Constitution unit calls for new rules on House of Commons financial privilege
13 March 2014
The UCL Constitution Unit has published a report calling for the relationship between the Commons and the Lords on financial matters to be revised. The research was sparked by controversies over the coalition's Welfare Reform Bill, when defeats inflicted by the Lords (on controversial matters such as the benefits cap and so-called "bedroom tax") were rejected using Commons "financial privilege". Among negative comments at that time, former Conservative Chancellor Lord Lawson of Blaby suggested that use of financial privilege had been “completely contrary to the conventions of the constitution”.

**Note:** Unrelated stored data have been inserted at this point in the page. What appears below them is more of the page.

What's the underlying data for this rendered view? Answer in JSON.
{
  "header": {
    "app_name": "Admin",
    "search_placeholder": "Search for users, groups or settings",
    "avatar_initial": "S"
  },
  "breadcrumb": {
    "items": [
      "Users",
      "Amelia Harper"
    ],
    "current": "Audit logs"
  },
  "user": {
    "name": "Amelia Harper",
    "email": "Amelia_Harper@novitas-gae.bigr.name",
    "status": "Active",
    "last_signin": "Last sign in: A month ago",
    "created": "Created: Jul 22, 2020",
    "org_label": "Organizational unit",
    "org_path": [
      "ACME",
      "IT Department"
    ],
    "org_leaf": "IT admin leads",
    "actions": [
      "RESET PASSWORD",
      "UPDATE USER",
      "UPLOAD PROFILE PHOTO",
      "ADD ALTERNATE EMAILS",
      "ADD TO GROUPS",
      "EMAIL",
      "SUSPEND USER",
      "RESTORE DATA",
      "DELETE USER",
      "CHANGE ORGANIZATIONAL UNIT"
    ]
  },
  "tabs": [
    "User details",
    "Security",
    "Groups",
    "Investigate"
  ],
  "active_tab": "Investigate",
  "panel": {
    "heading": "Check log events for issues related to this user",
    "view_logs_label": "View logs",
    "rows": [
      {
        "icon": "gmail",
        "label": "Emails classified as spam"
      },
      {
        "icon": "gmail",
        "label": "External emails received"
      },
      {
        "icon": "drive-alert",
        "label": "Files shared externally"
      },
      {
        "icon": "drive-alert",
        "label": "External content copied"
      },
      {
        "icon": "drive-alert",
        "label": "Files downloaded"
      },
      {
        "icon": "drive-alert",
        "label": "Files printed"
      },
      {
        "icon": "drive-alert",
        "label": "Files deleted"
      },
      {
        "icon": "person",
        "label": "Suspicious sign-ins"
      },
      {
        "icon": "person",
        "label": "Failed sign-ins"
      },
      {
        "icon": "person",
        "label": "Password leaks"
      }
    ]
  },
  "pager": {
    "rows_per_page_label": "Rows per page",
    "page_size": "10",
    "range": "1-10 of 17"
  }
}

Researchers looked at practice on financial privilege dating back to 1974, using parliamentary records, and included interviews with those currently involved.
Speaking at the report's launch, lead author Meg Russell said that: "claims that the government have somehow abused financial privilege are unfounded, but there is widespread confusion about the practice - both inside and outside parliament - and a need for far greater transparency".
Report co-author Daniel Gover said that "complaints about financial privilege are nothing new, but they have been particularly prominent under the coalition since 2010 – and such controversies are likely to recur unless procedures change".
The report concludes that financial privilege has become increasingly salient due to the newly confident House of Lords, followed by the post-2010 political agenda of spending cuts. Changes that it argues for include:
- Far greater clarity on the parliament website about how financial privilege works;
- A clear and public definition of what Commons financial privilege extends to;
- Statements issued (as for example occurs in Australia) explaining why financial privilege is thought to apply to any specific Lords amendment;
- Other elements of clarification, and streamlining of procedures.
The report was funded by the Nuffield Foundation, but the views expressed are those of the authors and not necessarily of the Foundation.